Twitter Plot Summary: The story of a German U-Boat during World War 2. The battles, the monotony, the man smell, the beards.
Five Point Summary:
1. Last night on dry land.
2. Not much going on…
4. Having a dig at the Nazi Command.
Das Boot remains one of the all time great war films, perfectly depicting the life of a U-Boat crew primed for combat. The fresh faced youngsters soon morph into hardened (and bearded) veterans, all under the watchful eye of their seasoned captain, played by Jurgen Prochnow. Their journey is mostly spent sailing the Atlantic, waiting for contact with their enemy. The vast swathes of time they spend sitting around are punctuated by brief spurts of action and the threat of being hit by a well-placed depth charge.
Based on Lothar Gunter-Buchheim’s book, our introduction into the world of U-Boats is provided by reporter Lt Werner (Herbert Gronemeyer) who is on board to provide some first person journalism on the U-Boat war effort. Thanks to the decision to shoot the film in an exact replica of a U-Boat, the sense of claustrophobia and pressure is acutely felt, although the claustrophobia is automatically assumed and perhaps would have been too easy a subject to cover. Instead it’s about the men that inhabit U-96, their opinions on the war, their resilience in the face of powerful enemies, and their determination to do the best job they can despite perhaps not believing in the cause.
Underneath it all is the tale of men who are weary about the war, who for the most part have had enough of their leaders back in Germany. Going completely against expectations, Das Boot is not a flag waving exercise, with only the first officer – a former Hitler Youth – acting as a representative of Hitler’s beliefs.

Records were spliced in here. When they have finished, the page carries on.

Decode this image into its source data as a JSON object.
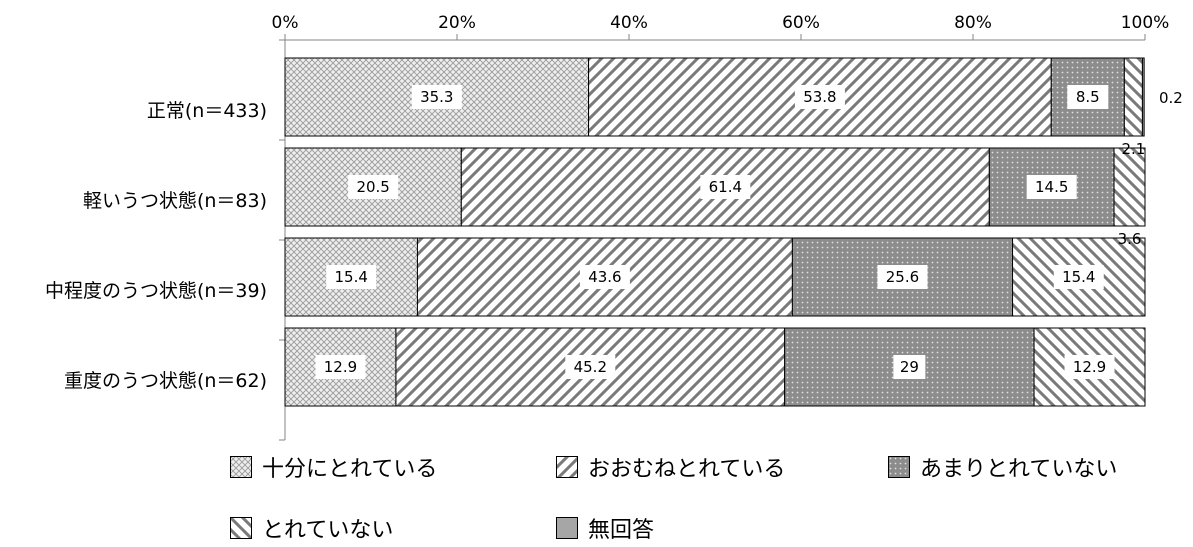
{
  "chart_data": {
    "type": "bar",
    "stacked": true,
    "orientation": "horizontal",
    "percent_stacked": true,
    "x_ticks": [
      "0%",
      "20%",
      "40%",
      "60%",
      "80%",
      "100%"
    ],
    "xlim": [
      0,
      100
    ],
    "categories": [
      "正常(n＝433)",
      "軽いうつ状態(n＝83)",
      "中程度のうつ状態(n＝39)",
      "重度のうつ状態(n＝62)"
    ],
    "series": [
      {
        "name": "十分にとれている",
        "values": [
          35.3,
          20.5,
          15.4,
          12.9
        ],
        "labels": [
          "35.3",
          "20.5",
          "15.4",
          "12.9"
        ],
        "pattern": "crosshatch"
      },
      {
        "name": "おおむねとれている",
        "values": [
          53.8,
          61.4,
          43.6,
          45.2
        ],
        "labels": [
          "53.8",
          "61.4",
          "43.6",
          "45.2"
        ],
        "pattern": "diagonal-up"
      },
      {
        "name": "あまりとれていない",
        "values": [
          8.5,
          14.5,
          25.6,
          29
        ],
        "labels": [
          "8.5",
          "14.5",
          "25.6",
          "29"
        ],
        "pattern": "dots"
      },
      {
        "name": "とれていない",
        "values": [
          2.1,
          3.6,
          15.4,
          12.9
        ],
        "labels": [
          "2.1",
          "3.6",
          "15.4",
          "12.9"
        ],
        "pattern": "diagonal-down"
      },
      {
        "name": "無回答",
        "values": [
          0.2,
          0,
          0,
          0
        ],
        "labels": [
          "0.2",
          "",
          "",
          ""
        ],
        "pattern": "solid-gray"
      }
    ],
    "grid": false,
    "legend_position": "bottom"
  }
}
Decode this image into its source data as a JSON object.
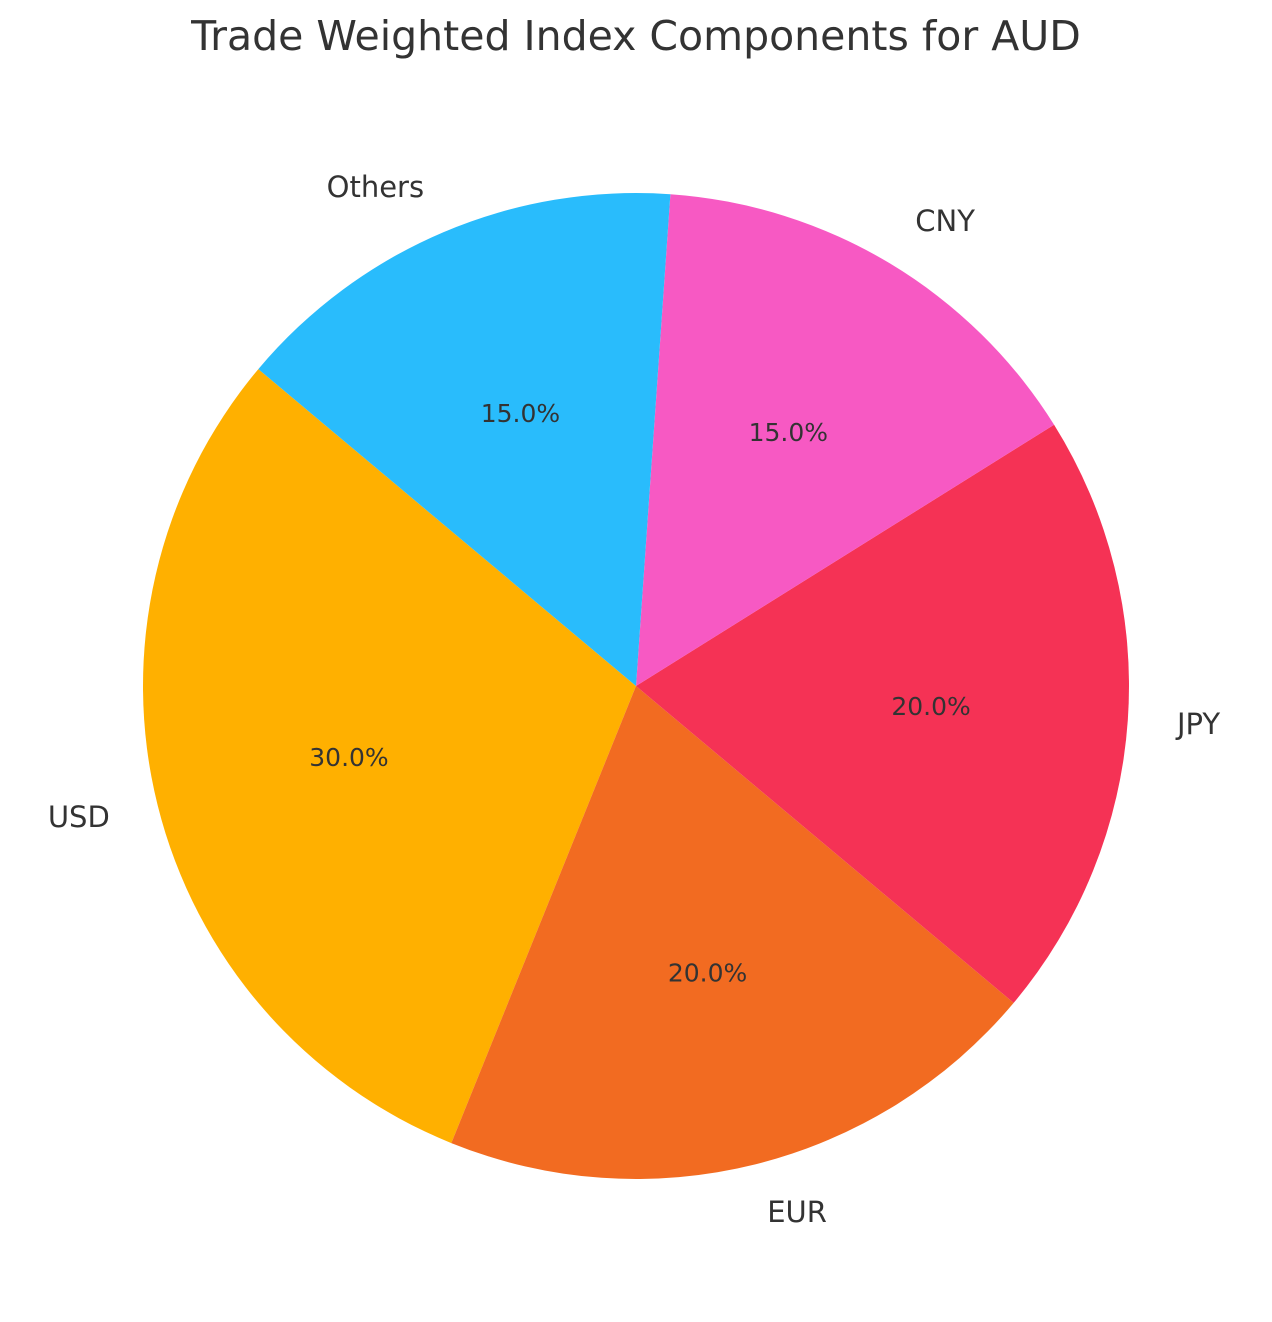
{
  "chart_data": {
    "type": "pie",
    "title": "Trade Weighted Index Components for AUD",
    "start_angle_deg": 140,
    "direction": "counterclockwise",
    "slices": [
      {
        "label": "USD",
        "value": 30.0,
        "pct_label": "30.0%",
        "color": "#FFB000"
      },
      {
        "label": "EUR",
        "value": 20.0,
        "pct_label": "20.0%",
        "color": "#F26B21"
      },
      {
        "label": "JPY",
        "value": 20.0,
        "pct_label": "20.0%",
        "color": "#F53255"
      },
      {
        "label": "CNY",
        "value": 15.0,
        "pct_label": "15.0%",
        "color": "#F759C3"
      },
      {
        "label": "Others",
        "value": 15.0,
        "pct_label": "15.0%",
        "color": "#29BCFC"
      }
    ]
  }
}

It proves, as if you needed it pointing out, that not everybody in Germany was enamoured with the Nazis being in power, and patriotism shouldn’t be confused with supporting fascism. Some early scenes see fellow U-Boat captain Thomsen mouthing off about the higher ups in German command, and for a moment it looks like it could get awkward. Before anyone has to step in (Prochnow very subtly moves forward to intervene if needed) Thomsen realises his position and makes a joke of it. The whole film is full of little character moments like this that really add depth and our belief in these people. Germany may have been on the “other” side in World War 2, but these are not unlikeable people.
Das Boot’s final scene provides a powerful message that has been stamped throughout the narrative – that war is futile and pointless. Despite the many highs and lows experienced by the crew, it is this final punctuation mark that defines it, and ultimately makes Das Boot an essential experience for fans of the war genre. This Director’s Cut of Das Boot runs for 2.5 hours yet seems to disappear in a flash. For those who are interested in getting more out of this story you may want to check out the mini series which doubles the running time and adds more depth to the boredom of life on a U-Boat as noted by our resident correspondent.